Watch UCLA Anderson's C4C Cheer (YouTube)
"It is encouraging that students, alumni, faculty and staff are willing to give so much time and money despite such difficult economic times," said Erica Marie Colon, UCLA Anderson's C4C co-president. "It's further inspiring to know that no matter what economic situation we may face, the UCLA Anderson community can work together to make a noticeable impact on the lives of those less fortunate."
This year, UCLA Anderson raised $76,600 in fundraising dollars -- 22 percent of the $389,800 contributed by all nine participating schools. The majority of funds came from the annual C4C Auction and Casino Night, UCLA Anderson apparel sales, the Winter Trip and donations from various UCLA Anderson student groups. Since its founding in 1984, C4C as an entire organization has donated almost $5 million to its beneficiaries.
The C4C annual competition begins at the beginning of the academic school year and finishes in April during the intramural sports events and final awards weekend at Stanford. Schools compete on a per-capita basis on volunteer hours and dollars raised for Special Olympics and each school's secondary charity (LA Works), as well as final scores during the inter-C4C sports competition.
About MBA Challenge for Charity (C4C)
The MBA Challenge for Charity (C4C) is a non-profit 501(c)(3) organization that draws on the talents, energy, and resources of MBAs from nine West Coast business schools to support Special Olympics and family-related local charities, and to develop business leaders with a lifelong commitment to community involvement and social responsibility. These goals are accomplished through volunteerism and fundraising which is fostered by collegial interaction and friendly competition. 2008-2009 marks the 25th proud anniversary of the organization. C4C is an umbrella organization through which each school separately fundraises and volunteers for Special Olympics throughout the school year. Each school hosts events, volunteer programs, parties, etc to raise money and volunteer participation. Schools can also volunteer with and raise money for a second charity of their choice as part of C4C.

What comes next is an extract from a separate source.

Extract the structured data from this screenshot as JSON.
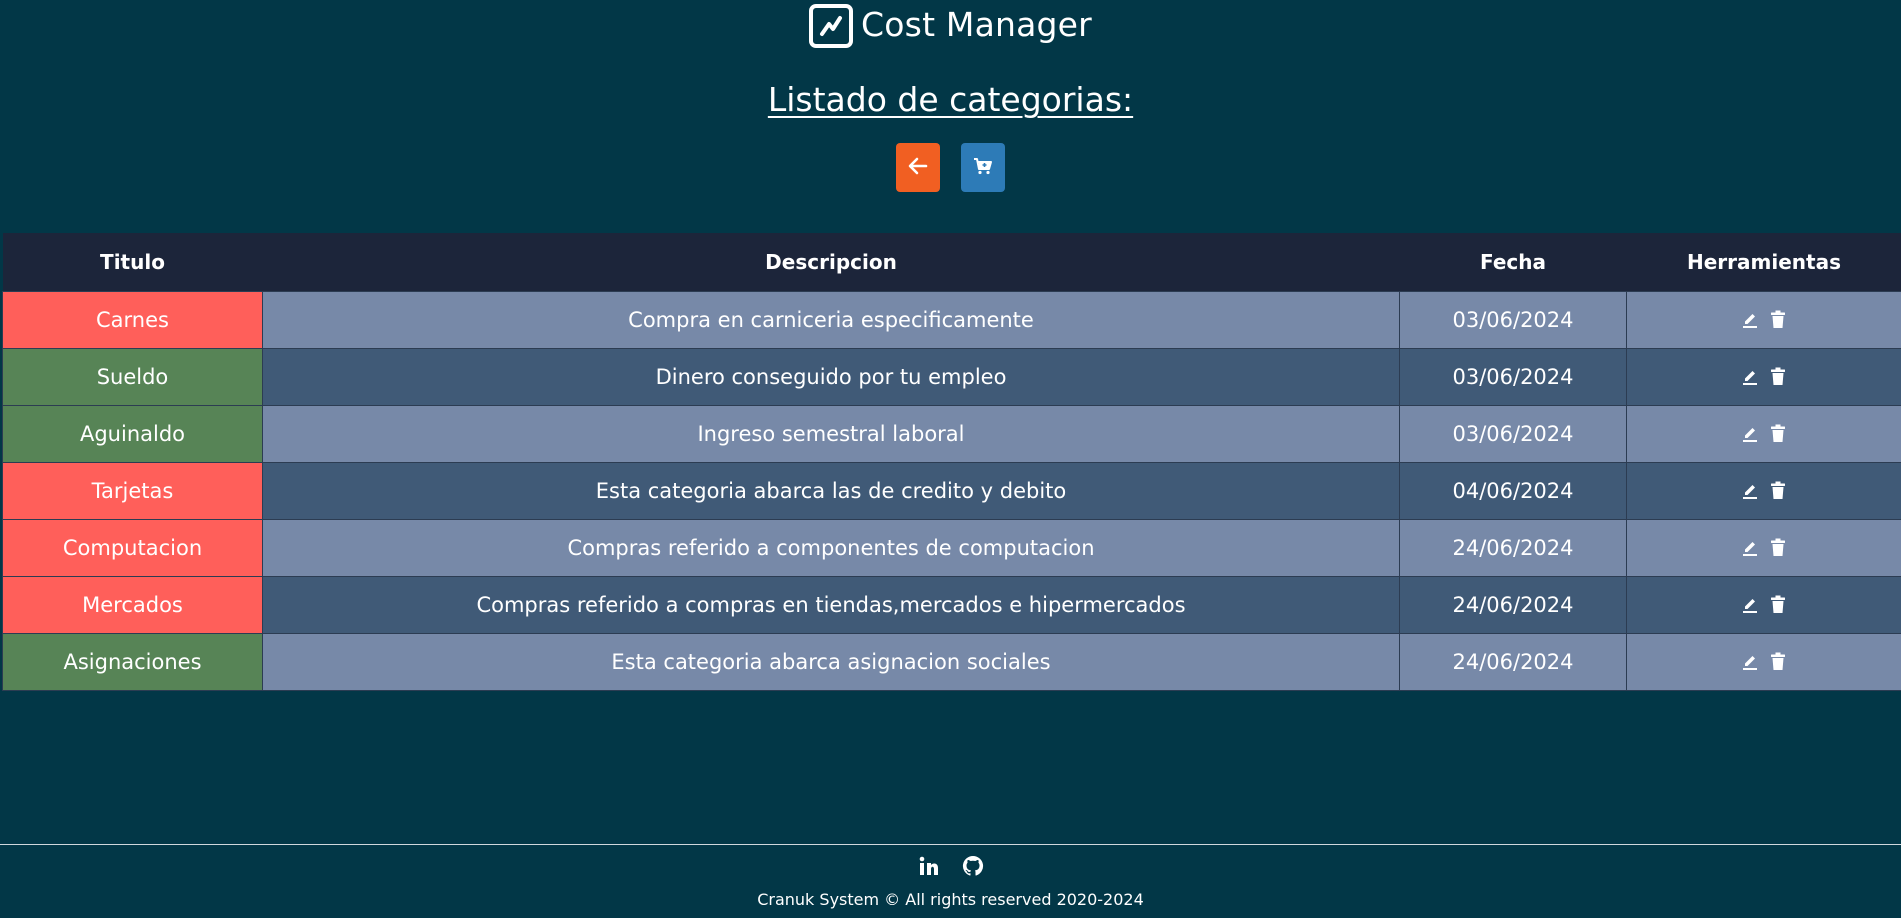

About UCLA Anderson School of Management
UCLA Anderson School of Management, established in 1935, is regarded among the leading business schools in the world. UCLA Anderson faculty members are renowned for their teaching excellence and research in advancing management thinking. Each year, UCLA Anderson provides management education to more than 1,700 students enrolled in MBA, Executive MBA, Fully-Employed MBA and doctoral programs, and to more than 2,000 professional managers through executive education programs. Combining highly selective admissions, varied and innovative learning programs, and a world-wide network of 36,000 alumni, UCLA Anderson develops and prepares global leaders.